2. A Gaussian blur filter was applied to the image with a high radius (200) to give a consistent colour value within the extracted area of interest image.

3. The red, green and blue components of the colour were extracted for analysis.

   a. For ‘clear skies’, the index was defined as blue / ((green + red) / 2) and hence the lower values represent cloudy days and higher values one represent blue sky days

   b. For the ‘snowiness’, the index was defined as blue / green with values towards one representing snow cover

The approach taken to find ‘interesting’ images was based on the calculated change in the scene between days. The changes in the overall scene were assessed by comparing the statistical differences between pairs of images. Two approaches were tested, the first compared the current day to the previous day and the second approach compared each day to the averaged scene from the whole year. The differences between the images were defined as the ‘Manhattan’ difference whereby the mean movement in brightness levels per pixel is calculated after the images have been converted to greyscale and normalised.

Initial Results for Blue Sky and Snow

In figure 2 below, there are the initial results for the 2014 calendar year for the clear skies and snowiness indexes along with example images. These initial results are based on the midday images from each day.

Figure 2 Changes in the clear skies and snowiness index over the 2014 calendar year.
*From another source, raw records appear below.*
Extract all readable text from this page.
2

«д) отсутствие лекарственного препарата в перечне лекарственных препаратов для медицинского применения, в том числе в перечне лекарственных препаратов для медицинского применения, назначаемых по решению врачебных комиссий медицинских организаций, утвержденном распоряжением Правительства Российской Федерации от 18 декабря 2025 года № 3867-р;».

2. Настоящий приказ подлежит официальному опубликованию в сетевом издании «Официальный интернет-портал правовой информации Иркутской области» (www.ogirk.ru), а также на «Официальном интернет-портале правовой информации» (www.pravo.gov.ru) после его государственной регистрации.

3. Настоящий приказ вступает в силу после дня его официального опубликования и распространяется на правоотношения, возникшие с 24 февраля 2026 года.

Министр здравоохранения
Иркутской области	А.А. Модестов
From the results, it can be seen that the snowiness index correctly identify days with snow cover when the index value exceeds 0.87. There is a strong seasonal trend in the snowiness index values wit the lowest values in the summer. The ‘blue skies’ index shows the high level of cloud cover year the year with relatively few days being cloud free, 8.5% of days have a index value greater than 0.75. The example image in Figure 2 from 12/05/14 shows issues with condensation within the waterproof housing of the camera install. This condensation reduces the image quality for fine detail but it is still possible to extract information on the sky status.

Initial Results for Scene ‘Intrestingness’

Figure 3 below shows the changes over time for the daily differences when compared to the previous day and to the mean image. The mean image is shown in figure 4.

Figure 3 Changes over time for the daily differences when compared to the previous day and to the mean image

Figure 4, the average image from all midday images in 2014

From the results in Figure 3 it can be seen that the difference based indexes are capable of identifying the days of the year were the landscape or climate are different from the ‘normal’ conditions. The approach successfully identified the increased snow cover in February 2014, the occurrence of a change in the weather conditions from cloud to clear skies in April 2014 and the reverse in August and finally the occurrence of snowfall in December 2014.

Concluding Remarks

• Time-lapse photography of the catchment and landscape has the capability to add significant contextual information to complement and support the in-stream water chemistry datasets

• The approach generates significant amounts of data and hence tools are needed to identify the important times and associated images

• The presented indexes in are capable of identify the properties of the environment, such as cloud cover or snow accumulation / melt.

• It is also possible to identify times when there have been large changes in the landscape, either compared to the previous day or to the annual average conditions.